神様のお力、生きる力を頂かないと、声も出ないし歩く事も出来ないということです。
 普段、何でも出来るように思いますが、いろいろ難儀な事に遭って、特に病気ですね、病気の痛み苦しみを経験したら良く分かります。
だんだん年を取るとあちこち神経痛になったり関節痛になったり、自然に体も痛んでまいります。
 私も若い頃は神経痛なんか何とかなると思っていましたが、自分がなってみたら良く分かります。ズキンズキンと痛くて寝られません。
寝る方向を変えてみたりするんですが、どうにもならないから掛け布団を丸めて抱いて寝たりして、そんなことが皆さんあるはずです。
腰が痛い・足が痛い、足の付け根が痛くなったり、いろいろあります。
 ただ、その時にどう思われますか。今まで痛みが無く好きなように寝られていたことがどれだけ有り難いことか良く分からせていただけます。
そう考えると痛みというのは、そういうことを気付かせていただけるキッカケであり、オカゲなのです。
 他にも苦しい事つらい事、人間関係とかでもそうです。それを通して自分が気付かせていただけるのです。
要するに難儀な問題というのは幸せと裏腹なんです。ひっくり返った時には幸せにしてくださる。
 これを教祖様は「難はみかげのはじめなり」と言われています。
難こそオカゲの元であって、つながっているということです。
 しかし、私達は良い事と悪い事を分けて考えてしまうからなかなか助からないのです。
これは良い事、これは悪い事、という風に知らず知らずのうちに分けてしまう。
 「楽は苦の種、苦は楽の種」と言われます。楽をしておれば苦になるし、苦をしていれば楽になる。

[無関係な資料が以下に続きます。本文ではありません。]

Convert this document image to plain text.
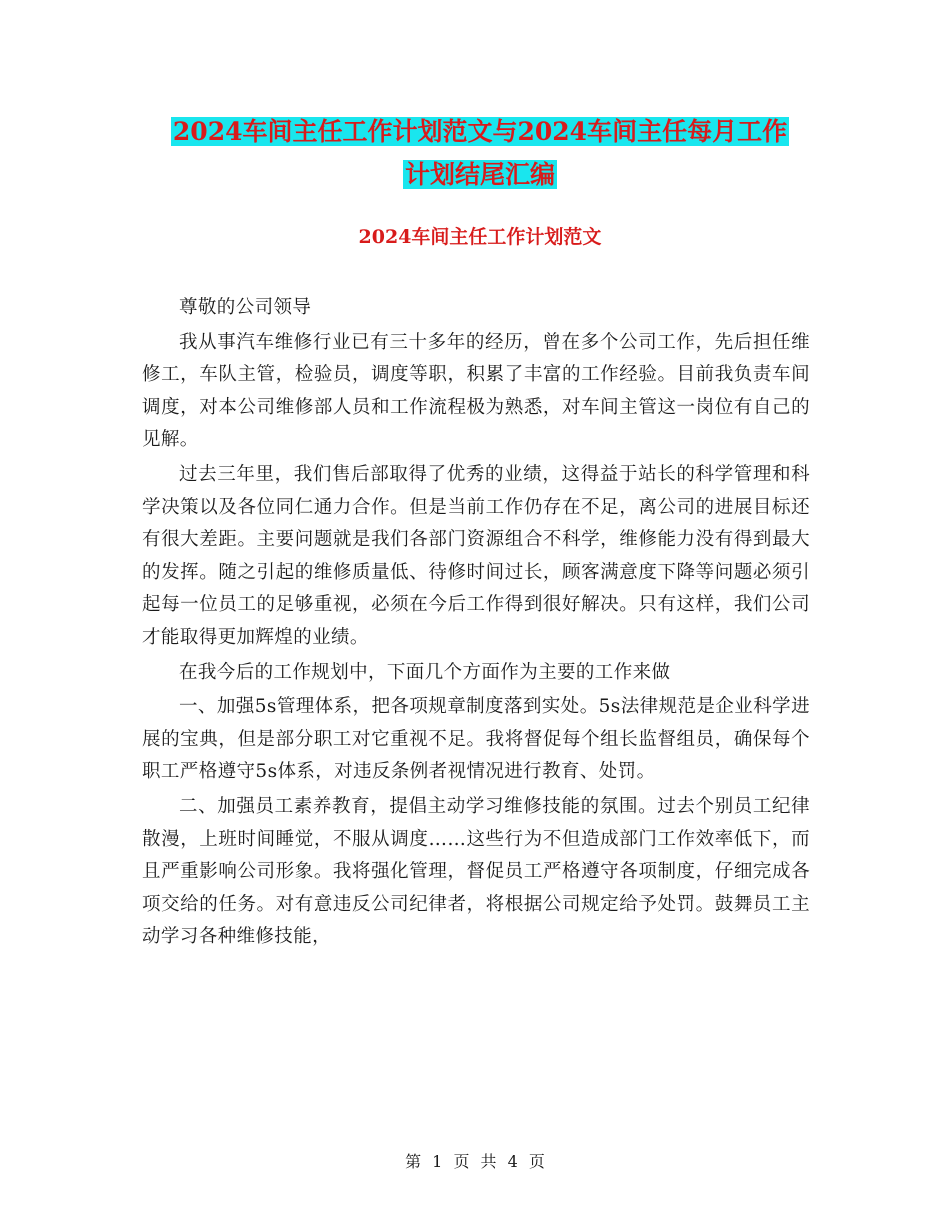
2024车间主任工作计划范文与2024车间主任每月工作
计划结尾汇编
2024车间主任工作计划范文

尊敬的公司领导

我从事汽车维修行业已有三十多年的经历，曾在多个公司工作，先后担任维修工，车队主管，检验员，调度等职，积累了丰富的工作经验。目前我负责车间调度，对本公司维修部人员和工作流程极为熟悉，对车间主管这一岗位有自己的见解。

过去三年里，我们售后部取得了优秀的业绩，这得益于站长的科学管理和科学决策以及各位同仁通力合作。但是当前工作仍存在不足，离公司的进展目标还有很大差距。主要问题就是我们各部门资源组合不科学，维修能力没有得到最大的发挥。随之引起的维修质量低、待修时间过长，顾客满意度下降等问题必须引起每一位员工的足够重视，必须在今后工作得到很好解决。只有这样，我们公司才能取得更加辉煌的业绩。

在我今后的工作规划中，下面几个方面作为主要的工作来做

一、加强5s管理体系，把各项规章制度落到实处。5s法律规范是企业科学进展的宝典，但是部分职工对它重视不足。我将督促每个组长监督组员，确保每个职工严格遵守5s体系，对违反条例者视情况进行教育、处罚。

二、加强员工素养教育，提倡主动学习维修技能的氛围。过去个别员工纪律散漫，上班时间睡觉，不服从调度……这些行为不但造成部门工作效率低下，而且严重影响公司形象。我将强化管理，督促员工严格遵守各项制度，仔细完成各项交给的任务。对有意违反公司纪律者，将根据公司规定给予处罚。鼓舞员工主动学习各种维修技能，

第 1 页 共 4 页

交互に来ますが大体は苦の方が長い。しかし信心していたら、苦が短くなり楽が長くなってきます。
 教祖様は「信心していれば、目に見えるおかげよりも目にみえないおかげが多い、知ったおかげより知らぬおかげを受けることが多い」と説いておられます。
今、私達の目に映っているいろんな現象は、目に見えない大変なおかげの中での働きであると思います。